9. In Baumbast the relevant insurance cover did not include emergency treatment. The court stated at paragraph 91 that the relevant limitations and conditions were to be applied in compliance with the limits imposed by Community Law and in accordance with the general principles of that law, in particular the principle of proportionality. In addition, in respect of the application of the principle of proportionality to the facts in Baumbast, it was noted at paragraph 92 that it had not been denied that Mr Baunbast had sufficient resources within the meaning of Directive 90/364; second, that he had worked and had therefore lawfully resided in the host Member State for several years, initially as an employed person and subsequently as a self-employed person; third, that during that period his family also resided in the host Member State and remained there even after his activities as an employed and self-employed person in that state came to an end; fourth, that neither he nor the members of his family had become burdens on the public finances of the host Member State; and, fifth, that both he and his family had comprehensive sickness insurance in another Member State of the union.
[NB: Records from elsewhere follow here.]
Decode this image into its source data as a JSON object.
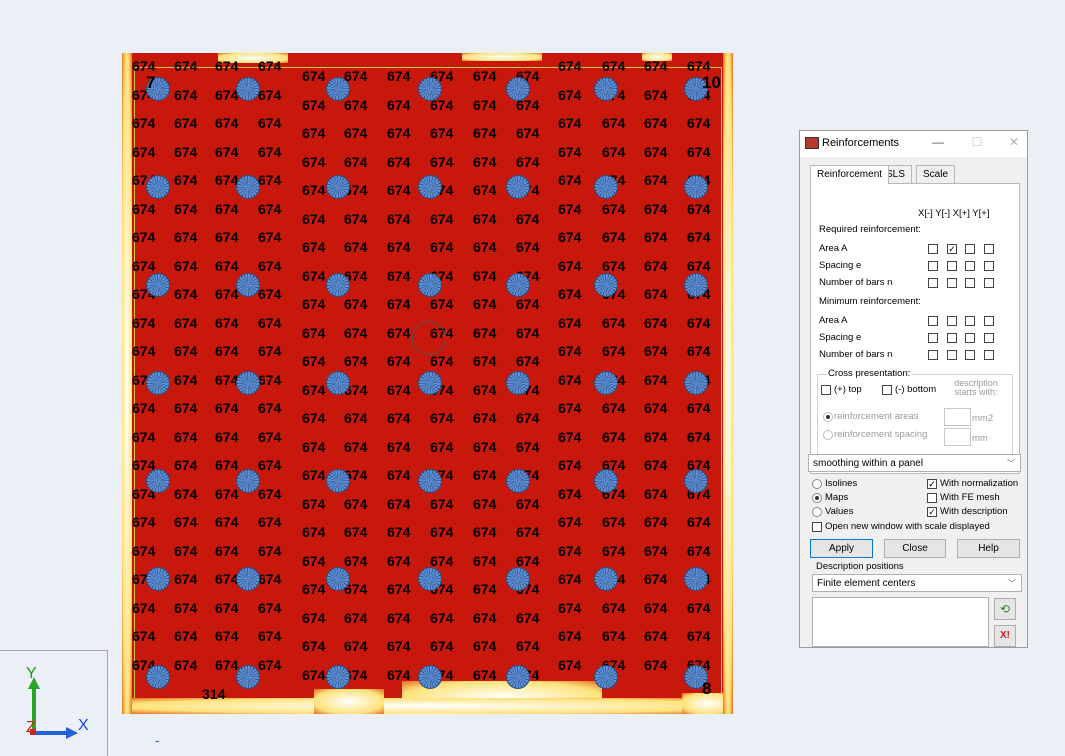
{
  "map": {
    "value_label": "674",
    "low_label": "314",
    "node_labels": {
      "top_left": "7",
      "top_right": "10",
      "bottom_right": "8"
    },
    "colors": {
      "field": "#c8170b",
      "column": "#5d8fd6",
      "edge_low": "#ffffff"
    }
  },
  "axis": {
    "y": "Y",
    "x": "X",
    "z": "Z",
    "marker": "-"
  },
  "dialog": {
    "title": "Reinforcements",
    "tabs": [
      "Reinforcement",
      "SLS",
      "Scale"
    ],
    "col_headers": "X[-] Y[-] X[+] Y[+]",
    "required_header": "Required reinforcement:",
    "minimum_header": "Minimum reinforcement:",
    "rows": {
      "area": "Area A",
      "spacing": "Spacing e",
      "bars": "Number of bars n"
    },
    "cross": {
      "legend": "Cross presentation:",
      "top": "(+) top",
      "bottom": "(-) bottom",
      "desc": "description starts with:",
      "areas": "reinforcement areas",
      "spacing": "reinforcement spacing",
      "unit_area": "mm2",
      "unit_len": "mm"
    },
    "smoothing": "smoothing within a panel",
    "opt_isolines": "Isolines",
    "opt_maps": "Maps",
    "opt_values": "Values",
    "chk_norm": "With normalization",
    "chk_mesh": "With FE mesh",
    "chk_desc": "With description",
    "chk_window": "Open new window with scale displayed",
    "apply": "Apply",
    "close": "Close",
    "help": "Help",
    "desc_positions": "Description positions",
    "desc_select": "Finite element centers"
  }
}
10. These facts were described subsequently by the Court of Appeal in Ahmad [2014] EWCA Civ 988 at paragraph 45 as exceptional. That case was concerned with the question of whether a person could be regarded as having comprehensive health insurance in the United Kingdom because they were entitled to use the National Health Service. That claim was unsuccessful. The Court of Appeal noted the conclusion in that decision that the host state must apply the conditions for compulsory sickness insurance cover in accordance with the general principles of EU law, including in particular the principle of proportionality and should therefore disregard minor discrepancies which might arise when the cover was not totally comprehensive. It can be seen that proportionality forms part of the European Economic Area Nationals Qualified Persons Guidance of the Home Office of 7 April 2015 which states, inter alia, in that case workers must take a proportionate approach when they consider if an insurance policy is comprehensive. It said that for example a policy may contain certain exemptions but if it covers the applicant for medical treatment in the majority of circumstances it can be accepted.
11. Bearing in mind the evidence that was before the judge, I consider that even without the letter from Mr Grant, I would have found the judge's decision to be legally flawed. It is clear to me that the appellant had done all that could be done both to provide evidence of her medical history and that of her partner and also with regard to the availability of the kind of insurance cover that it appeared at least at the time of the decision to be required by the Home Office. Certainly, as Mr Grant says, the policy at pages 41 to 46 does not contain a requirement for private medical insurance policies to cover pre-existing conditions for a defined period. Were it ever to be a factor to regard it as being of relevance, I consider that, as in this case, an applicant who could provide good evidence going back for a sufficient period such as to show an absence of pre-existing conditions and also evidence that it is not possible to obtain coverage for pre-existing conditions with UK insurers would be able to argue successfully that any refusal decision would be disproportionate.
12. But that is by the way with respect to this appeal. In light of the concession in Mr Grant's letter and by Mr Bramble, I am entirely satisfied that the decision in this case was legally wrong, and for the judge's decision dismissing the appeal is substituted a decision allowing it.